Есенин был взволнован, случившееся повергло его в смятение.
— Мама, найдётся у нас свободная кринка? — Он положил цветы на стол.
— Погляди в чулане, — сказала мать, едва скрывая смущение.
Он сунулся в чулан, нашёл пустую кринку, красную, гончарную, наполнил её водой и поставил в неё розы. Благоухание текло от них, заполняя всю избу. Посреди избы стояла мать и, что-то соображая, тихонько качала головой.
Воробьиха, поджав губы, встала.
— Спасибочко за чай, за сахар. Я уж пойду... — Она накинула на голову свой атласный платок и заколола его булавкой у шеи.
— Заглядывай, Варя, — сказала мать каким-то упавшим голосом. — Не обходи стороной...
— Непременно, Таня, непременно.
Есенин неприкаянно потолкался по избе, потом присел к столу и наскоро, не ощущая вкуса, съел яичницу, запил пирог чашкой чая и молча вышел из избы в сад.
Каждый вечер, как только начинало смеркаться, Есенин надевал свой серый костюм, начищал ботинки и, выпив прямо из кринки молока, пересекал наискось улицу, скрывался за высоким забором барского особняка. Иногда за ним заходил Тимоша Данилин, и тогда они отправлялись вдвоём.
Их встречали ласково и непринуждённо. Первое время Есенин чувствовал себя стеснённо в этом необычном месте. Хозяйка улавливала это его состояние и однажды спросила с едва приметной улыбкой;
— Вы действительно так робки, Сергей Александрович, или это ваша манера держаться так... скрывая свои подлинные чувства за опущенными ресницами?
Есенин удивлённо взглянул на неё.
— Я об этом не думал, — сказал он, помедлив. — Так уж выходит... Вам неприятно моё поведение?

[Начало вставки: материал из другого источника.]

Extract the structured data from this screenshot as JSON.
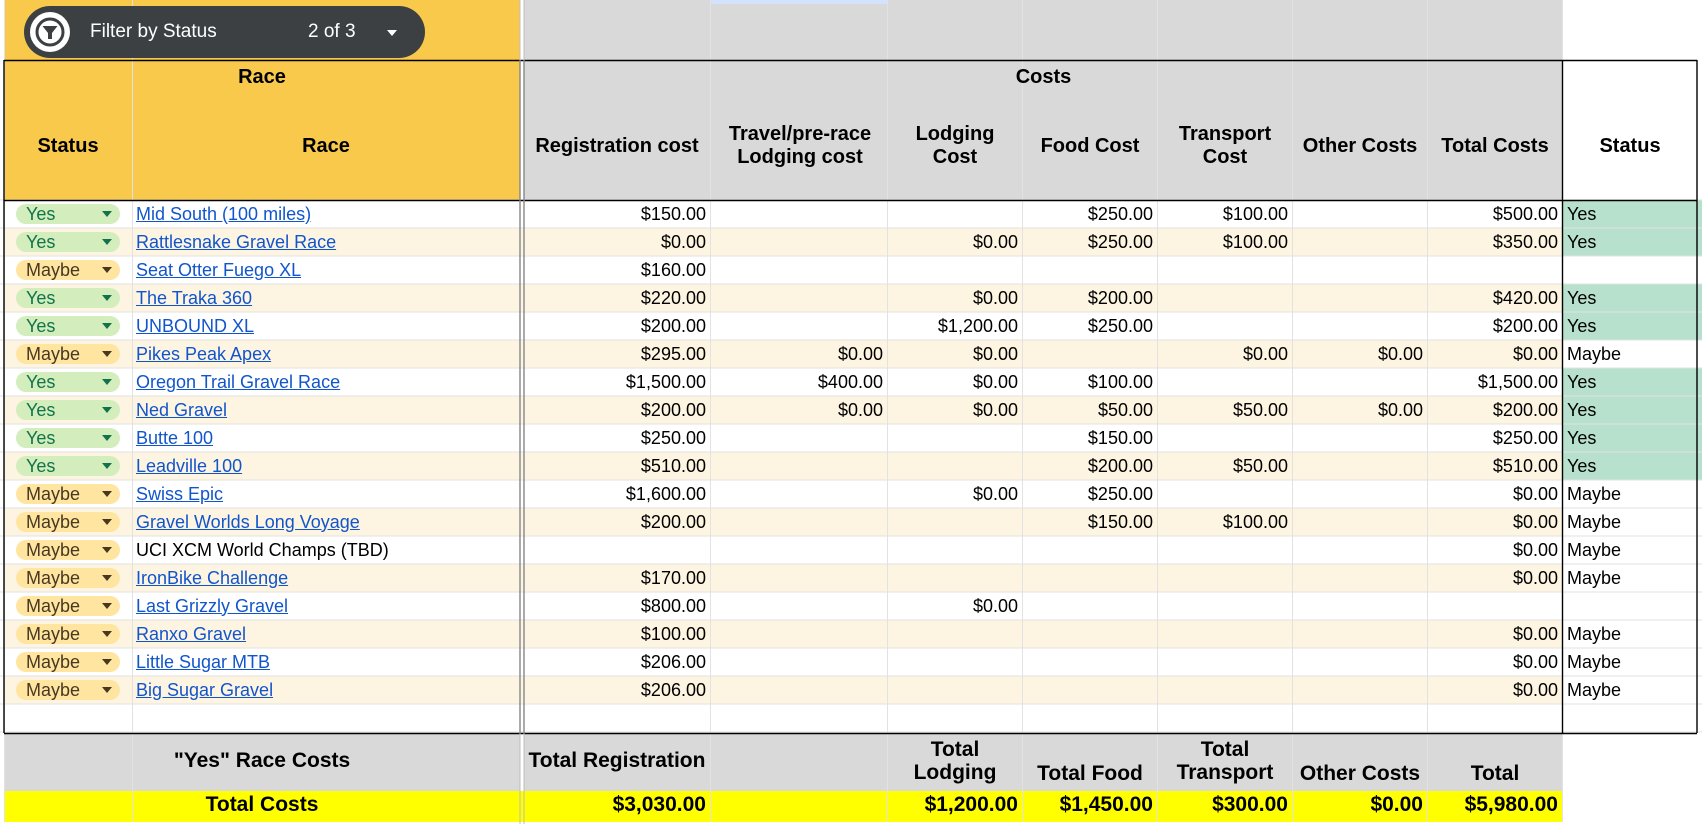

— Нисколько. Чувствуйте себя как вам удобней!.. — Она вглядывалась в него всё пристальней. — Когда я наблюдаю вас, то невольно возникает мысль... Много вы принесёте горя женщинам, много слёз, разочарований!
Есенин отступил от неё, как будто испугавшись.
— Да, да... Делать это вы будете не умышленно, без цели, а так... мимоходом...
— Что вы говорите, Лидия Ивановна! Это невозможно.
— Я вижу... Я знаю... Я — женщина...
— Мне как-то неловко... честное слово. В ваших словах я слышу упрёк, которого я не заслужил... Может быть, мне уйти...
Она остановилась перед ним, спокойная, с умной, чуть снисходительной усмешкой. Белое платье, узкое в талии, с высоким воротом, закрывавшим шею, делало её высокой и, пожалуй, величественной.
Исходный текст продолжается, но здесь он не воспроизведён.